What immediately made my little film nerd antennae jump while watching Wind was seeing wunderkind filmmaker and cineaste Peter Bogdanovich playing wunderkind filmmaker and cineaste Brooks Otterlake. Otterlake is a preening sycophant who loves to show off by doing imitations of his favorite Hollywood idols and yes-anding and speaking for Hannaford at every opportunity. So basically, Bogdanovich isn't acting. Welles was filming their friendship.
So why then, does the relationship between acolyte and mentor in the film combust in an outburst of spite and cruelty? The dynamic of the student that becomes too much like the teacher for the teacher's liking is not new in storytelling- but Welles is either prescient or sending Bogdanovich a message. In They'll Love Me, Bogdanovich cries as he speaks about the very public break between him and Welles that happened a couple years after the filming of Wind. Bogdanovich blames Welles' belittling of him on The Tonight Show with new friend Burt Reynolds cackling along. Other theories abound, but either way, art became life.

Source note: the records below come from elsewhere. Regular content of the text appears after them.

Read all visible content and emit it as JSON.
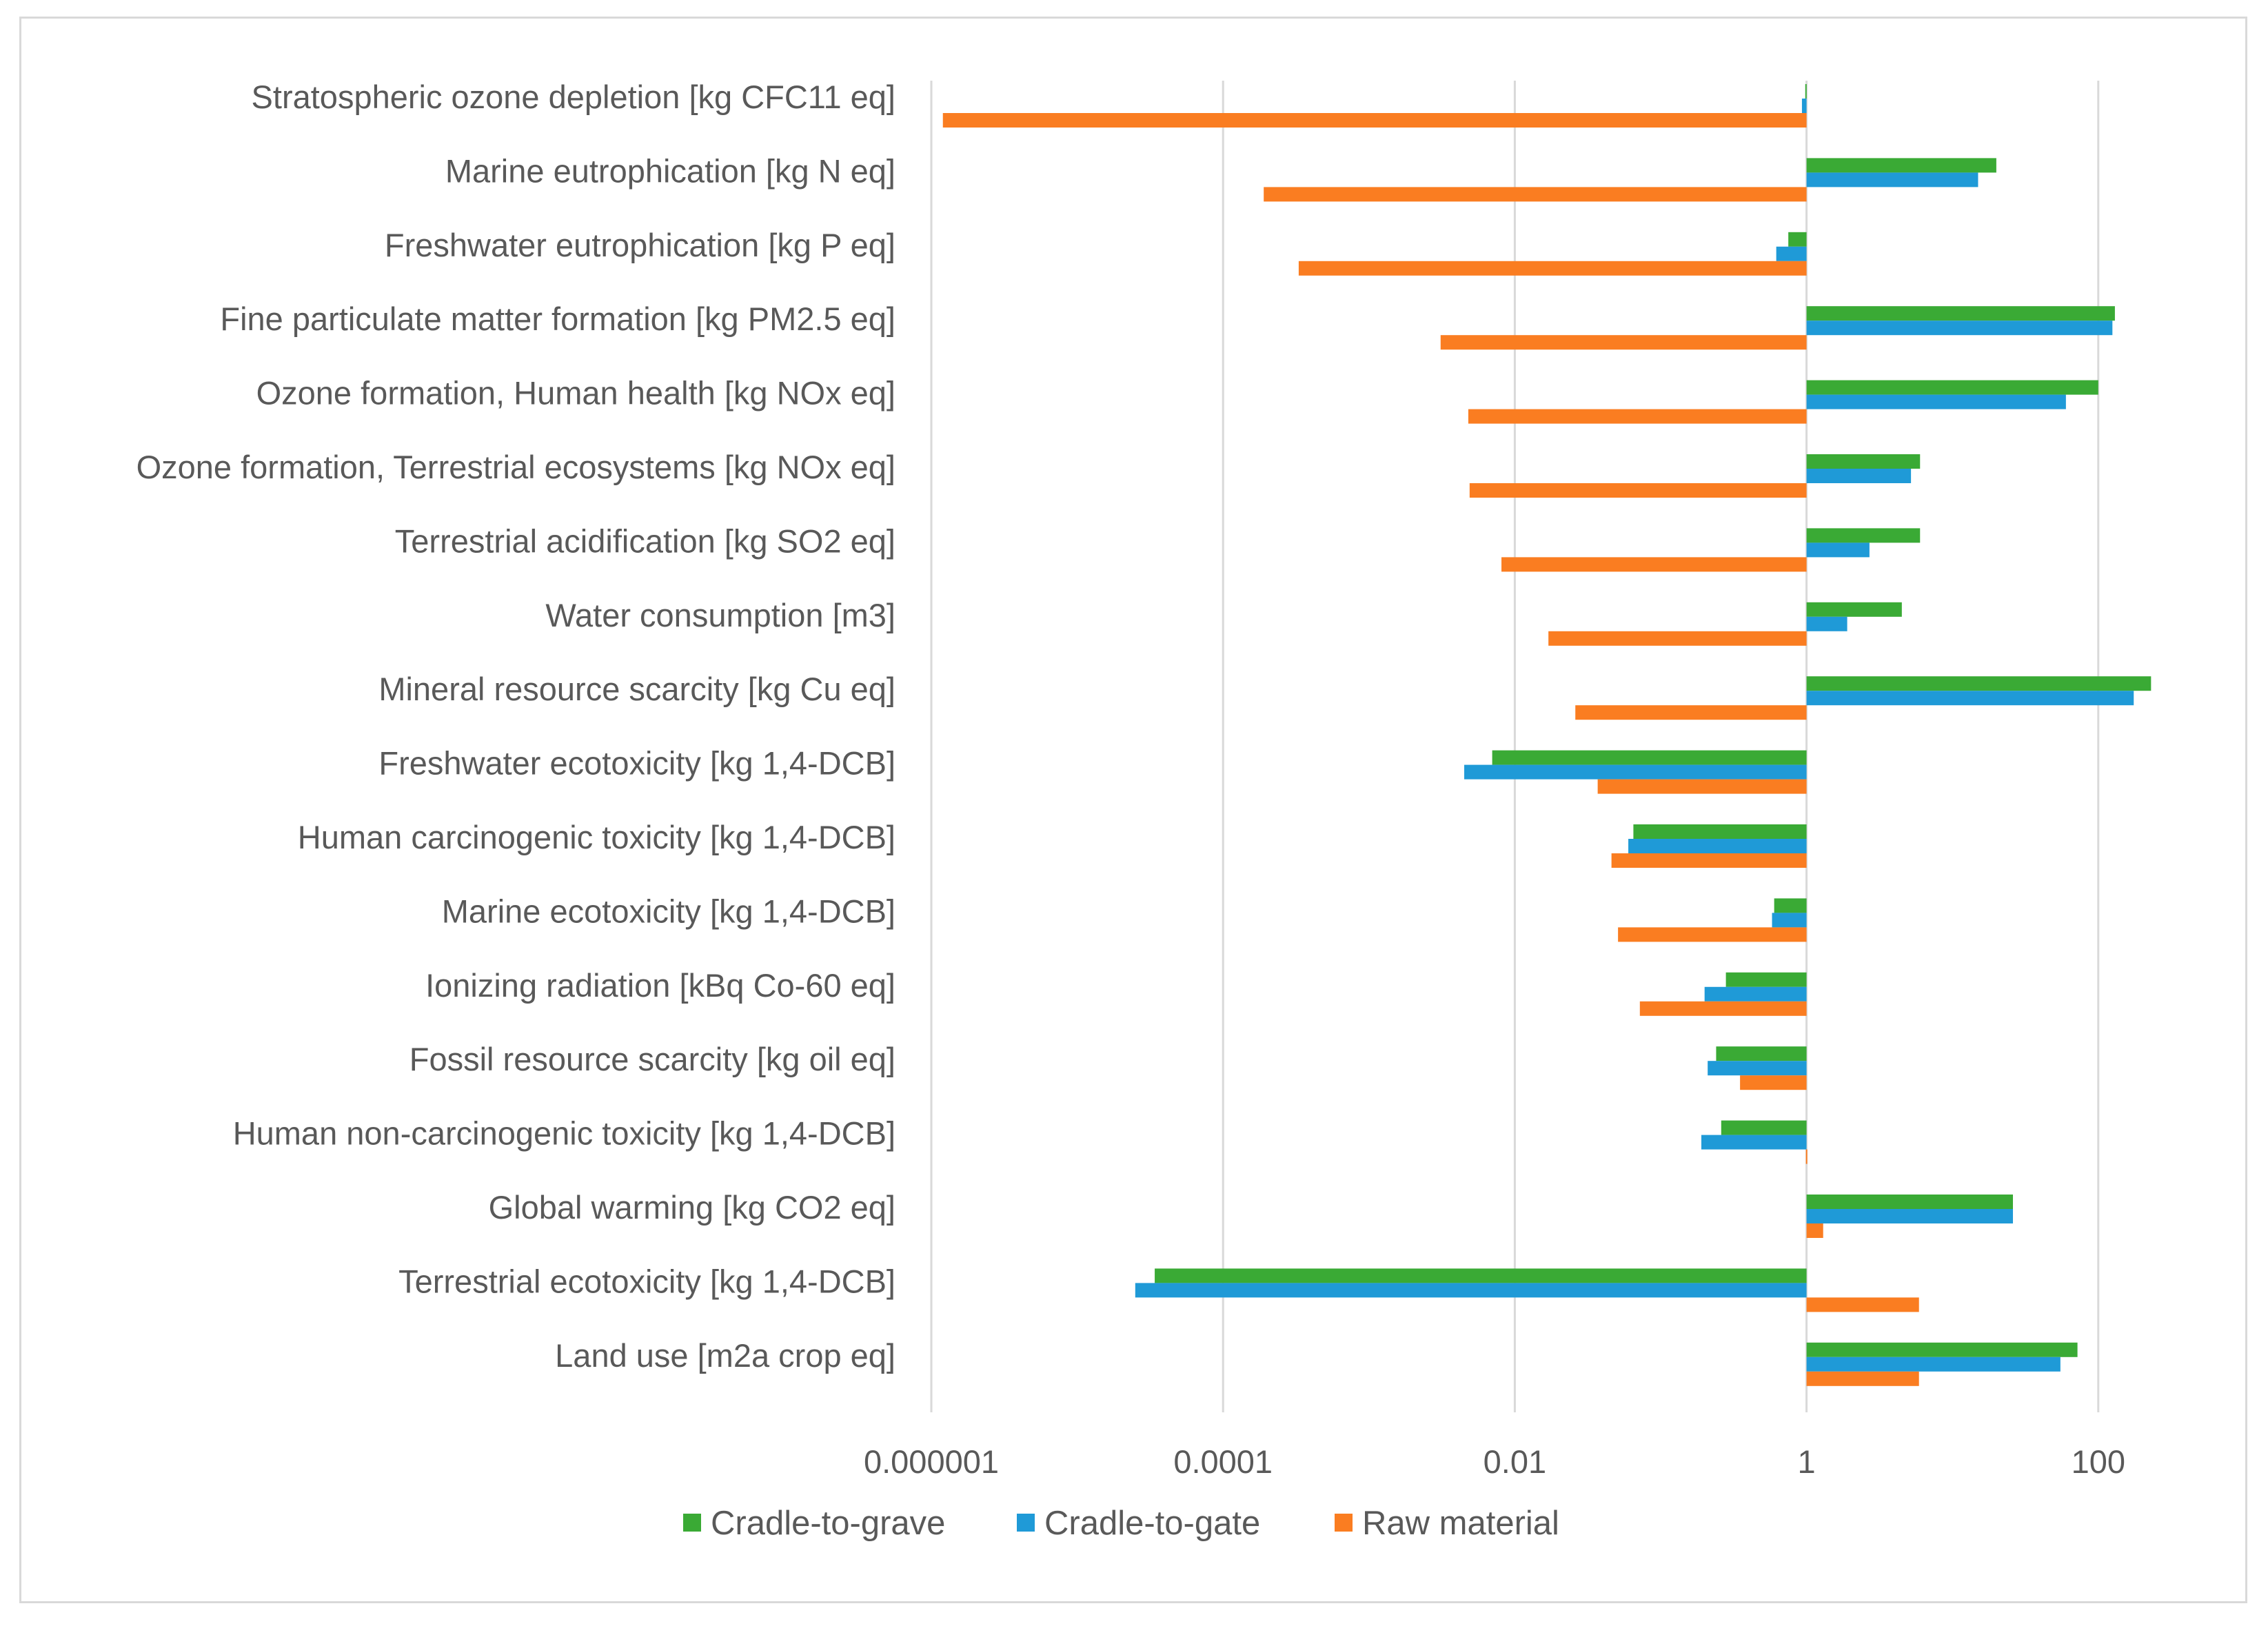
{
  "chart_data": {
    "type": "bar",
    "orientation": "horizontal",
    "x_scale": "log",
    "title": "",
    "xlabel": "",
    "ylabel": "",
    "xlim": [
      1e-06,
      1000
    ],
    "x_ticks": [
      1e-06,
      0.0001,
      0.01,
      1,
      100
    ],
    "x_tick_labels": [
      "0.000001",
      "0.0001",
      "0.01",
      "1",
      "100"
    ],
    "grid": "vertical",
    "legend_position": "bottom",
    "categories": [
      "Stratospheric ozone depletion [kg CFC11 eq]",
      "Marine eutrophication [kg N eq]",
      "Freshwater eutrophication [kg P eq]",
      "Fine particulate matter formation [kg PM2.5 eq]",
      "Ozone formation, Human health [kg NOx eq]",
      "Ozone formation, Terrestrial ecosystems [kg NOx eq]",
      "Terrestrial acidification [kg SO2 eq]",
      "Water consumption [m3]",
      "Mineral resource scarcity [kg Cu eq]",
      "Freshwater ecotoxicity [kg 1,4-DCB]",
      "Human carcinogenic toxicity [kg 1,4-DCB]",
      "Marine ecotoxicity [kg 1,4-DCB]",
      "Ionizing radiation [kBq Co-60 eq]",
      "Fossil resource scarcity [kg oil eq]",
      "Human non-carcinogenic toxicity [kg 1,4-DCB]",
      "Global warming [kg CO2 eq]",
      "Terrestrial ecotoxicity [kg 1,4-DCB]",
      "Land use [m2a crop eq]"
    ],
    "series": [
      {
        "name": "Cradle-to-grave",
        "color": "#3aaa35",
        "values": [
          0.98,
          20,
          0.75,
          130,
          100,
          6,
          6,
          4.5,
          230,
          0.007,
          0.065,
          0.6,
          0.28,
          0.24,
          0.26,
          26,
          3.4e-05,
          72
        ]
      },
      {
        "name": "Cradle-to-gate",
        "color": "#1f9ad7",
        "values": [
          0.93,
          15,
          0.62,
          125,
          60,
          5.2,
          2.7,
          1.9,
          175,
          0.0045,
          0.06,
          0.58,
          0.2,
          0.21,
          0.19,
          26,
          2.5e-05,
          55
        ]
      },
      {
        "name": "Raw material",
        "color": "#fa7d21",
        "values": [
          1.2e-06,
          0.00019,
          0.00033,
          0.0031,
          0.0048,
          0.0049,
          0.0081,
          0.017,
          0.026,
          0.037,
          0.046,
          0.051,
          0.072,
          0.35,
          0.99,
          1.3,
          5.9,
          5.9
        ]
      }
    ]
  }
}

Welles is no more kind to Bogdanovich's then girlfriend Cybill Shepherd. Despite the fact that Welles was living in Bogdanovich's house with Shepherd, in Wind he gives Hannaford a young, blond, dim-witted girlfriend allegedly to express his opinion of Bogdanovich's younger movie star paramour. Even for the mercurial Welles, it's a mean touch to a movie whose fictional characters are all unflattering stand-ins for a coterie of Hollywood notables- a who's who of people Welles felt betrayed him. At it's heart, Wind is an arsenic-laced break-up letter to Hollywood signed, "Fuck you, Orson. P.S. Fuck you some more."
From that perspective- it makes Wind worth watching.